The Food and Drug Administration recently approved a fixed dose combination of aspirin and omeprazole that has been introduced for the treatment of gastrointestinal disorders, as it reduces the risk of upper gastrointestinal and cardiovascular adverse events in aspirin-treated patients. Therefore, an optimized eco-friendly, simple, fast, and precise quantitative nuclear magnetic resonance spectroscopy technique was presented for the concurrent estimation of that mixture in their single and combined dosage forms. The quantitative nuclear magnetic resonance spectroscopy concurrent estimation of both drugs was achieved using phloroglucinol as the internal standard and dimethyl sulfoxide as a deuterated solvent. An ideal set of acquisition parameters was determined to be 128 scans, 10 s relaxation latency, and 90° pulse angle. The selected quantitative signal of aspirin was the doublet of doublet signal appeared at 7.945 ppm, while that of omeprazole was the singlet signal at 8.18 ppm. The singlet signal at 5.69 ppm was selected for the internal standard. The spectra were subjected to integration, baseline correction, and auto phase correction. The developed quantitative proton nuclear magnetic resonance spectroscopy method was found to be rectilinear over the range of 0.05-4.0 mg mL for both drugs. The detecting and quantifying limits for both drugs were approximately 0.01 and 0.03 mg mL, respectively. Neither labelling nor pretreatment steps were needed to assay the studied drugs using our developed quantitative nuclear magnetic resonance spectroscopy method. The proposed nuclear magnetic resonance spectroscopy approach was effectively evaluated in terms of linearity (r = 0.9999), accuracy, and precision (%RSD < 1.08). Furthermore, the suggested technique was investigated to analyze the studied drugs in their single and combined dosages. This work enables clinicians to simultaneously monitor aspirin and omeprazole levels in both single and fixed-dose combination tablets, ensuring precise dosing and effective treatment management. For patients, it supports safer therapy by reducing the risks associated with improper dosing or drug interactions in combination therapies. After evaluating the method's greenness, whiteness and blueness, it was determined that the suggested approach was environmentally friendly. The suggested approach was compared with the previously reported methods from both an analytical and eco-friendly perspective.
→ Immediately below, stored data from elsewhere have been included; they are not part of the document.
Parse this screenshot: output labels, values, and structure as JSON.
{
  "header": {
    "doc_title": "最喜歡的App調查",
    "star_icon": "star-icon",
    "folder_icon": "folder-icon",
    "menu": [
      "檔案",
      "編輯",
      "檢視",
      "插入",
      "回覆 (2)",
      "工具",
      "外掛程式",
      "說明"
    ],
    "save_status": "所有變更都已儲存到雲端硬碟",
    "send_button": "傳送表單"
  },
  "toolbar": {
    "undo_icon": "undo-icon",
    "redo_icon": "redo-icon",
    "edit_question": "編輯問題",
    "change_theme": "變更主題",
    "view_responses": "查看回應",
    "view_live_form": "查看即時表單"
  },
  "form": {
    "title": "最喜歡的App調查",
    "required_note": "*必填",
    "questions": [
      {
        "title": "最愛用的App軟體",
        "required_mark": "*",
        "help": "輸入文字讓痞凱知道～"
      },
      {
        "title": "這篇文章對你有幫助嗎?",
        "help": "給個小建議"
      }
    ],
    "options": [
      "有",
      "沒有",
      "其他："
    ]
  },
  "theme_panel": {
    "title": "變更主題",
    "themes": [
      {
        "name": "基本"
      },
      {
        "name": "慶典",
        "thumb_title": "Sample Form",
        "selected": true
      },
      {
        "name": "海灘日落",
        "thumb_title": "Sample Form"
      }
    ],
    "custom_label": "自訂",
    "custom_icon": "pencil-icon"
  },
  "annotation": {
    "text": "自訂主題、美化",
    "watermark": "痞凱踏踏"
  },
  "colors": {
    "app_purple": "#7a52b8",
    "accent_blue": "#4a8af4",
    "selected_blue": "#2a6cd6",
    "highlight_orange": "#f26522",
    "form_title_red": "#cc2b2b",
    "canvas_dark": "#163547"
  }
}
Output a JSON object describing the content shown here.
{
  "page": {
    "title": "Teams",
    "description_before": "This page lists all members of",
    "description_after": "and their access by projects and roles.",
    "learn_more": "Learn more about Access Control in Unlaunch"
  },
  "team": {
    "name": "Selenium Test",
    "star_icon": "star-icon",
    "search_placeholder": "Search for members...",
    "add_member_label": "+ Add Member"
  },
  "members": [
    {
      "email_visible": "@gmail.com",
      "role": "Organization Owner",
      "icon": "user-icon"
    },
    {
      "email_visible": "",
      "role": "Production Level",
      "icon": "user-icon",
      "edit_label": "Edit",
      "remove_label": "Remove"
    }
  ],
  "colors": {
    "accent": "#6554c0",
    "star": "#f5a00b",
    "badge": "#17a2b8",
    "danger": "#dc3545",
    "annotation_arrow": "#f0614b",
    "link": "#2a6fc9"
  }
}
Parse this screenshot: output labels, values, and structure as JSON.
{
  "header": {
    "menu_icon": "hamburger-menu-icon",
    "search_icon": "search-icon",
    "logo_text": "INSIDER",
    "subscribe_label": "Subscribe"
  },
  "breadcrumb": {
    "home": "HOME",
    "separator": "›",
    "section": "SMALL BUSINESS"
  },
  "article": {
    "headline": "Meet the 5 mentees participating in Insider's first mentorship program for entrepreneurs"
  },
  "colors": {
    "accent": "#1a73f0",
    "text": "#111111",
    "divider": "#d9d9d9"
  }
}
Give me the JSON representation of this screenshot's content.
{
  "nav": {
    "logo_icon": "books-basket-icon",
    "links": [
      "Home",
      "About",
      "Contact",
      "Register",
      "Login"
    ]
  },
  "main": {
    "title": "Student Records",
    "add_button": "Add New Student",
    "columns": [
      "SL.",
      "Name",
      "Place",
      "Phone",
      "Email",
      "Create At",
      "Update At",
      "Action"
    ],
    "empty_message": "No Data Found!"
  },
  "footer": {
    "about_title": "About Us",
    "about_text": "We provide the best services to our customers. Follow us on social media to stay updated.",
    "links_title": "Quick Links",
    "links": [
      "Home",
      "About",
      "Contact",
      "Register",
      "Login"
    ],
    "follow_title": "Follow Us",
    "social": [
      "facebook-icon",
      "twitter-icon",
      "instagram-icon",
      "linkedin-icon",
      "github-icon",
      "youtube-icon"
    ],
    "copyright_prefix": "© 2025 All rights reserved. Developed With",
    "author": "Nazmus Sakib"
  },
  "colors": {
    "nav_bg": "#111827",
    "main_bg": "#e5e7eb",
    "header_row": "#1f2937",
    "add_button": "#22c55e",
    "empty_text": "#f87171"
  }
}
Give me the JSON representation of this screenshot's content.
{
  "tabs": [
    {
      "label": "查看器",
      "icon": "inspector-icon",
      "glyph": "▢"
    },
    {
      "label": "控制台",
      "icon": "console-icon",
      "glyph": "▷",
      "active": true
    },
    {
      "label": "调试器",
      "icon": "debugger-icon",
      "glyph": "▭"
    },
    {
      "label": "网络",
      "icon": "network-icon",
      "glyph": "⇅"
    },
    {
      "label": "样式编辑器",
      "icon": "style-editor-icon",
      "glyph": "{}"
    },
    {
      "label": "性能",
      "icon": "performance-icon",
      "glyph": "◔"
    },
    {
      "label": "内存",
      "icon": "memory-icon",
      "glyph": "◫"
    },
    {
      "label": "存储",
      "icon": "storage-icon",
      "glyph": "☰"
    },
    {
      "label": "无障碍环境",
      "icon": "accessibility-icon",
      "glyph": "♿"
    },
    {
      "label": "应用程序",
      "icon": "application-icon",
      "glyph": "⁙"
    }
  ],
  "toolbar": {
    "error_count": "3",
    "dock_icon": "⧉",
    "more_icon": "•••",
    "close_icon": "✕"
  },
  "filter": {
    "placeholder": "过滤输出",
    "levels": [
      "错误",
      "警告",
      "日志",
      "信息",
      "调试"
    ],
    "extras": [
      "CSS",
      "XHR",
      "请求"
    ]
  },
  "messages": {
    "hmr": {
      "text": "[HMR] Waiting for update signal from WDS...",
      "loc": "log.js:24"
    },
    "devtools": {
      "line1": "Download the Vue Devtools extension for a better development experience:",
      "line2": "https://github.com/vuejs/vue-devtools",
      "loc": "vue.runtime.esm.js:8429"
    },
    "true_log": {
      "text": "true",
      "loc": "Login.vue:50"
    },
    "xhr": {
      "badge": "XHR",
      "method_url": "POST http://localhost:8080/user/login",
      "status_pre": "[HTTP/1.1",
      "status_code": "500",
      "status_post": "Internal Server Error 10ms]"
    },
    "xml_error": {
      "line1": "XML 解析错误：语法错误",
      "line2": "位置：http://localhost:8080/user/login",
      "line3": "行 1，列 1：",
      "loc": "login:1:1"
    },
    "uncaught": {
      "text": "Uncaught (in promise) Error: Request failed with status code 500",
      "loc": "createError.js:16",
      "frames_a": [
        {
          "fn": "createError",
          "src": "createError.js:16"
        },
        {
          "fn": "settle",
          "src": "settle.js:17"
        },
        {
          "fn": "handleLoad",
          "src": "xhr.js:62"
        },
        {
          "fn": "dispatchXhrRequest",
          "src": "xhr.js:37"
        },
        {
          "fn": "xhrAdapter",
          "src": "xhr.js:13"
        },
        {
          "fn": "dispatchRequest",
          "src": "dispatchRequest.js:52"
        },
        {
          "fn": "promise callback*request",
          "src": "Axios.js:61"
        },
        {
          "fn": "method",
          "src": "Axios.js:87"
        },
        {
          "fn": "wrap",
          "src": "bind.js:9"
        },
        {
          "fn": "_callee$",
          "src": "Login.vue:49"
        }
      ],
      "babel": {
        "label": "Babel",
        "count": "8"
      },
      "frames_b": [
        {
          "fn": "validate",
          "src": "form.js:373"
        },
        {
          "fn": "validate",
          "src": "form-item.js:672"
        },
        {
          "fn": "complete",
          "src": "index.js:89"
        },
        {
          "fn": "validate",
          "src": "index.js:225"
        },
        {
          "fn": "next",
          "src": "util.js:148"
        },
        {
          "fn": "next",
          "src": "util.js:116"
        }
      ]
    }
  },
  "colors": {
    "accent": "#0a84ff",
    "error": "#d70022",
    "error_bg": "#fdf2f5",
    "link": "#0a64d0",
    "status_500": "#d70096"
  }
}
美国食品药品监督管理局最近批准了一种阿司匹林和奥美拉唑的固定剂量复方制剂,该制剂已被用于治疗胃肠道疾病,因为它可降低接受阿司匹林治疗患者发生上消化道和心血管不良事件的风险。因此,本文提出了一种优化的、环保、简单、快速且精确的定量核磁共振光谱技术,用于同时测定该混合物的单一剂型和复方剂型。以间苯三酚为内标,二甲亚砜为氘代溶剂,实现了两种药物的定量核磁共振光谱同时测定。确定的理想采集参数为128次扫描、10秒弛豫延迟和90°脉冲角。阿司匹林选定的定量信号是出现在7.945 ppm处的双二重峰信号,而奥美拉唑的定量信号是8.18 ppm处的单峰信号。内标选择5.69 ppm处的单峰信号。对光谱进行积分、基线校正和自动相位校正。所建立的定量质子核磁共振光谱法在两种药物0.05 - 4.0 mg/mL范围内呈线性关系。两种药物的检测限和定量限分别约为0.01和0.03 mg/mL。使用我们开发的定量核磁共振光谱法测定所研究的药物,无需标记或预处理步骤。所提出的核磁共振光谱方法在线性度(r = 0.9999)、准确度和精密度(%RSD < 1.08)方面得到了有效评估。此外,还对所建议的技术进行了研究,以分析所研究药物的单一剂型和复方剂型。这项工作使临床医生能够同时监测单一片剂和固定剂量复方片剂中阿司匹林和奥美拉唑的水平,确保精确给药和有效的治疗管理。对于患者而言,它通过降低联合治疗中不当给药或药物相互作用相关的风险,支持更安全的治疗。在评估该方法的绿色度(绿度、白度和蓝度)后,确定所建议的方法是环境友好的。从分析和环境友好的角度将所建议方法与先前报道的方法进行了比较。